What life lessons it is teaching? There are lots. But here are three.

Keep a file

The first thing you should do when you join any organisation is create two electronic files.

One with a happy face for praise 🙂 , and one with a sad face for emails you wish you hadn’t been sent :-(.

This is the important file.

Maybe the emailer fired the email in anger. Maybe they’re venting. Maybe Cathy from HR took the last teabag and she is such a b-word. Maybe the emailer suggested you sack a subordinate after a call from a PM. Maybe. Just putting it out there. So it’s a good file to keep. You never know when it might come in handy.

Michelle Guthrie must have kept such a file.

As you might need to access it quickly, and your email access might be disabled at short notice as you are escorted from the building, make sure you send the folder’s contents to your home email address as soon as you receive them. You can bet that’s where the story about Guthrie being called “missus” came from. Maybe. The chick kept a file. Definitely. Chicks are like that. And it might be Milne’s greatest gift to journalism. Unless you like good writing, because for the next year, you can expect columns like this from the Herald about how wrong it was. So. Very. Wrong.

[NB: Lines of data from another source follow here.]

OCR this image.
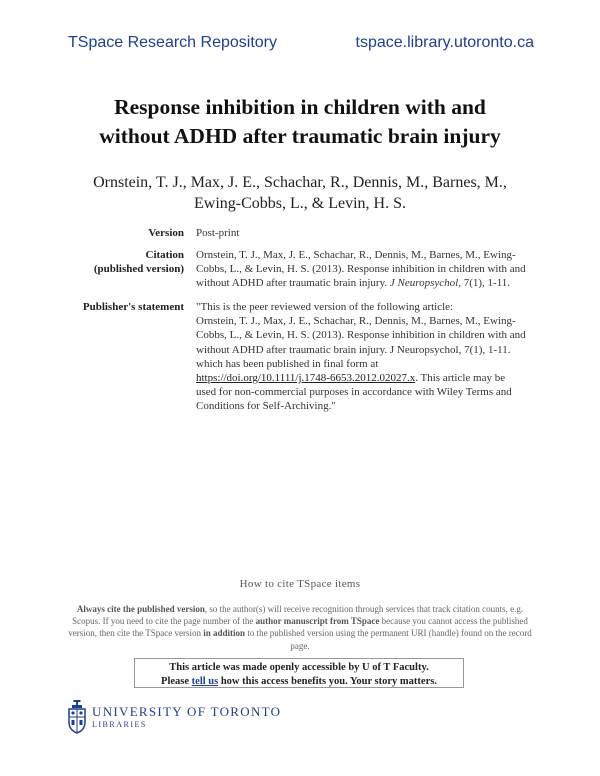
TSpace Research Repository	tspace.library.utoronto.ca
Response inhibition in children with and
without ADHD after traumatic brain injury
Ornstein, T. J., Max, J. E., Schachar, R., Dennis, M., Barnes, M.,
Ewing-Cobbs, L., & Levin, H. S.
Version Post-print
Citation
(published version)
Ornstein, T. J., Max, J. E., Schachar, R., Dennis, M., Barnes, M., Ewing-
Cobbs, L., & Levin, H. S. (2013). Response inhibition in children with and
without ADHD after traumatic brain injury. J Neuropsychol, 7(1), 1-11.
Publisher's statement "This is the peer reviewed version of the following article:
Ornstein, T. J., Max, J. E., Schachar, R., Dennis, M., Barnes, M., Ewing-
Cobbs, L., & Levin, H. S. (2013). Response inhibition in children with and
without ADHD after traumatic brain injury. J Neuropsychol, 7(1), 1-11.
which has been published in final form at
https://doi.org/10.1111/j.1748-6653.2012.02027.x. This article may be
used for non-commercial purposes in accordance with Wiley Terms and
Conditions for Self-Archiving."
How to cite TSpace items
Always cite the published version, so the author(s) will receive recognition through services that track citation counts, e.g. Scopus. If you need to cite the page number of the author manuscript from TSpace because you cannot access the published version, then cite the TSpace version in addition to the published version using the permanent URI (handle) found on the record page.
This article was made openly accessible by U of T Faculty.
Please tell us how this access benefits you. Your story matters.
UNIVERSITY OF TORONTO
LIBRARIES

Takeaway lesson: keep a file.

But if you’re a serious corporate person and don’t think emojis are professional, this file could also be called ‘insurance’. Just make sure you keep it.

Be prepared and read the signs

Guthrie knew at the Mid-Winter Ball that she was living on borrowed time. This meant she had time to  line her ducks all lined up in case the hammer fell. On her ducks.

She has already engaged a PR agency so she can present a positive image and save her ‘personal brand’. Don’t think this is about getting her job back. That ship has sailed. It’s about securing her next job. She had an exit strategy in play. She was strategic.

Well played. Well played, indeed.

Based on what we have seen so far, Justin Milne, an experienced corporate player, only saw the play to Guthrie’s firing. His imagination stretched as far as the door hitting her on the way out. After that he was romping through a field wearing a sheet so the flowers could tickle his underneath [citation needed]. He has likely imagined Guthrie’s replacement, possibly even himself, in a David Hill chairman/CEO joint role, or a compliant mate. That’s the world he operates in, after all.

Milne’s corporate experience is extensive. You’ve got to wonder why. And how.

He is apparently involved with these companies and institutions: Chairman at NetComm Wireless Ltd. and Chairman of MYOB Group Ltd., Chairman for MYOB Ltd. (a subsidiary of MYOB Group Ltd.).Milne is also on the board of Tabcorp Holdings Ltd., Members Equity Bank Ltd. and NBN Co. Ltd. and Member of Australian Institute of Co. Directors.

Milne seems not to have considered another option: he gets nothing. Oh, he gets rid of Guthrie, but he gets nothing else. Not a second term, not the CEO role. Not the flowers on this underneath. This is the most obvious consequence. But he probably hadn’t considered that.

It’s not what you know

Look at all those board position again. As the great Nina Simone would say: “Nuff said.”